ART CITIES:Zurich- Oscar Tuazon

Oscar Tuazon, © the artist, Courtesy Galerie Eva Presenhuber-ZurichOscar Tuazon works with natural and industrial materials to create inventive and often functional objects, structures, and installations that can be used, occupied, or otherwise engaged by viewers. With a strong interest in and influence from architecture and minimalism, Tuazon turns both disciplines on their heads as he mangles, twists, combines, and connects steel, glass, and concrete as well as two-by-fours, tree trunks, and found objects.

By Dimitris Lempesis
Photo: Galerie Eva Presenhuber Archive

In his solo exhibition “See Through” at the Galerie Eva Presenhuber in Zurich Oscar Tuazon presents new works. Inspired by what he calls “Outlaw architecture”, Tuazon channels the extreme DIY and freethinking of hippy survivalists who decide to go off-grid. If his industrial materials suggest a minimalistic stress on concept over making, he’s just as interested in the physical side of sculpture. He starts off with a sketch, chain-sawing wood, developing ideas and patching up problems on the hoof. In the exhibition the artist borrows a form which condenses various concepts explored in his previous work, the window. He installs massive wooden frames that stand in the middle of the gallery space or directly against the wall. At first glance the sculptures seem minimalistic, geometrical frames that define and order space, and at the same time evoke larger structures. In terms of form, Tuazon is close to artists of Minimalism and Land Art, such as Donald Judd or Carl Andre.
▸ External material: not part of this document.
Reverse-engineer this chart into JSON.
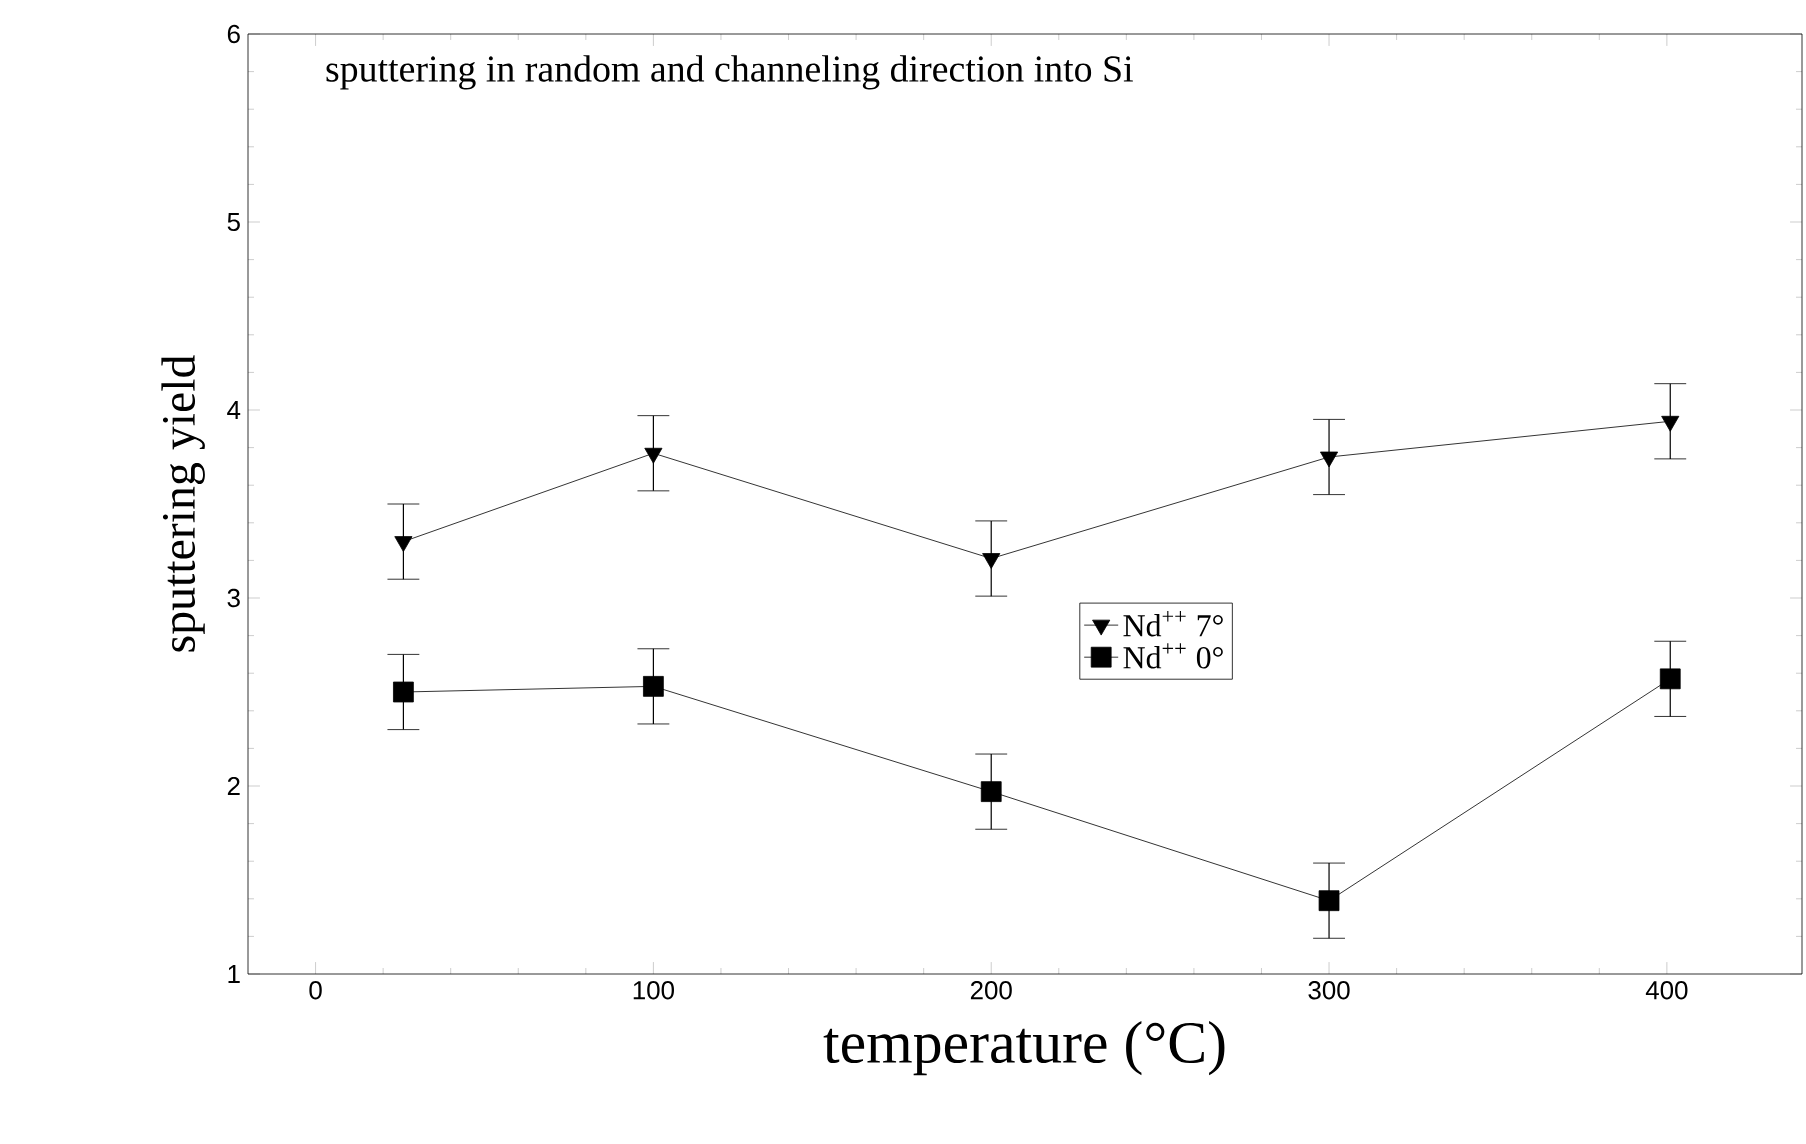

He goes so far as to copy single works of artists like Richard Serra, but without the ironical distance that characterizes appropriation. The process of copying is rather to be understood as a re-building that reduces the work to its sheer material and potential. Furthermore, Tuazon doesn’t focus on the relation between work and architectural space, but on material, the process of building, and the physical agency of the work itself. Often, the collective process of constructing his large-scale sculptures could be seen as a performance which naturally takes place before the actual work is realized. As muscular and uncompromising as it can first appear, Tuazon’s work is ephemeral. Like the hippy idealists defining their environment on their own terms, the artist will always have to pack up and move on. Yet while they stand, pushing at walls and ceilings and taking over space, these makeshift constructions remind us of the imaginative struggle to make what we want of the world, no matter what rules and boundaries seem to press down on us.